Bureaucracy, centralization and elitism
Colombians accuse their president of promising the world and delivering precious little.
Santos heralded the first two years of his government as the most reforming on record. Perhaps they were, and God knows, Colombia needs real institutional change so we should welcome this, yes?
Absolutely, but there is a difference between making a law and making that law work. Colombia is a country of “mucha norma poco contenido”. There´s a law for everything but there is a real disconnect between the law makers in the capitolio and those in the regions and localities that have to implement these paper reforms.
Roy Barreras, outgoing Senate President spoke glowingly in July of 2012-2013 as the Congress`most succesful year ever. What was his justification? That it had passed a record number of new laws. Frankly Roy, that is not something to be proud of. More laws means more centralization less flexibility and greater bureaucracy. Exactly the reverse of what Colombia needs.
President Juan Manuel Santos was born into one of the richest families in Colombia, a silver spoon in his mouth and media empire to inherit. The presidency was his before he was out of short trousers. The first ever election Santos faced was that to become president. It was handed to him on a plate.
This elitism shows and in a strongly regionalized nation, this just doesn´t work.
The Santos administration feels too Bogotano, too posh, too out of touch and too restricted to the traditional political class.
Santos has floundered when he has ventured outside the confines of the capital (unless he is on a diplomatic mission to another country where he feels instantly at home). The coffee protests earlier this year were handled so poorly that the whole agriculture industry is threatening to go on strike next week. And peasant farmer protests in Catatumbo lasted nearly two months before Santos could put out the flames.
We also saw this lack of comprehension from those at the top in the reaction to the decision by the international court of justice to hand over to Nicaragua, Colombia`s San Andres maritime territory. We are waiting a year and the foreign ministry is yet to make a decision on what to do. All the while the livelihoods of the fishermen on the archipelago are being compromised. Bogota appears to have forgotten about the islands its politicians visit only on holiday.
So, what of Santos` overall performance?
Colombia Politics finds the Santos regime frustrating.
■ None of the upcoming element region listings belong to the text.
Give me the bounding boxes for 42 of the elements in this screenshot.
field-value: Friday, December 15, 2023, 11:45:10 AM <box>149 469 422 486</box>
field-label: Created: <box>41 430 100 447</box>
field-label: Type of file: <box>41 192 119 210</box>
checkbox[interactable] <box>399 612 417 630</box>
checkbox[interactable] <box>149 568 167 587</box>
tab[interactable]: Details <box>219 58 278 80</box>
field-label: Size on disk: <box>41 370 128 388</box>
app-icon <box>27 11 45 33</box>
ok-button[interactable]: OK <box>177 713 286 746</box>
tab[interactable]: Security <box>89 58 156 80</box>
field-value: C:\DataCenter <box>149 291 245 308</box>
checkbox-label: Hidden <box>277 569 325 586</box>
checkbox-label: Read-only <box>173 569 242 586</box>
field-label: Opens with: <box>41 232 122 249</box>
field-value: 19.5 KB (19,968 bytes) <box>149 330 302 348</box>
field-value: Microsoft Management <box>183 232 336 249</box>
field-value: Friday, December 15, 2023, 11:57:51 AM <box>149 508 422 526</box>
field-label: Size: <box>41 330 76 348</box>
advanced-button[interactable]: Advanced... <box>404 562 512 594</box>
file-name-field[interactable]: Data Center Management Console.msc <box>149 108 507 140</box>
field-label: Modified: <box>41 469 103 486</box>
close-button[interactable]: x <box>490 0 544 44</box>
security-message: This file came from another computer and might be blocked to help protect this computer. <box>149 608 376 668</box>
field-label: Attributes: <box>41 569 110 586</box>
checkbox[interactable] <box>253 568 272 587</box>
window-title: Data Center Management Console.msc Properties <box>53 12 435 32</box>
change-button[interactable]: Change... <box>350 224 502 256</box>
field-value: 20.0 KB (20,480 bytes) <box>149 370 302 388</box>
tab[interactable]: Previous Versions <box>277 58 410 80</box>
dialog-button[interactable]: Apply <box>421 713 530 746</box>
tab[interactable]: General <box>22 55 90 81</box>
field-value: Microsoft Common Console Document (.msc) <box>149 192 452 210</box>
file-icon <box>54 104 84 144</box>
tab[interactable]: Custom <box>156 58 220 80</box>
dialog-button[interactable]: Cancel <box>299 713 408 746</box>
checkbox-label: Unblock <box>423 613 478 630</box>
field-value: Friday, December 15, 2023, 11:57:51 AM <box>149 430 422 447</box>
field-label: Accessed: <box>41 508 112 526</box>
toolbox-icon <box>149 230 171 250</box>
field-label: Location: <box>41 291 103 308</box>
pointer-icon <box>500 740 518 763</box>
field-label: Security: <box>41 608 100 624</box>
The past three years have, contrary to detractors, not been an unmitigated failure. There is much to cheer in the way Colombia is emerging on the world stage, and Santos himself has proven a shrewd diplomat when dealing with his noisy neighbours. If the peace talks end well, Santos`place in history is secured, and rightly so.
But away from the headlines, away from the eye-catching announcements, there is a real sense that more could and should be done. How much is this Santos` fault and how much is it the result of less than stellar ministers and bureaucrats?
What´s clear is the Colombian state remains inefficient, corrupted and often incompetent. Santos cannot take all the blame for this.
Our view is that with a good team surrounding him, with competent and public facing ministers, the Santos administration would score highly for its first three years in power. Without that team Santos will continue to flatter to deceive over the next year and into a possible second term.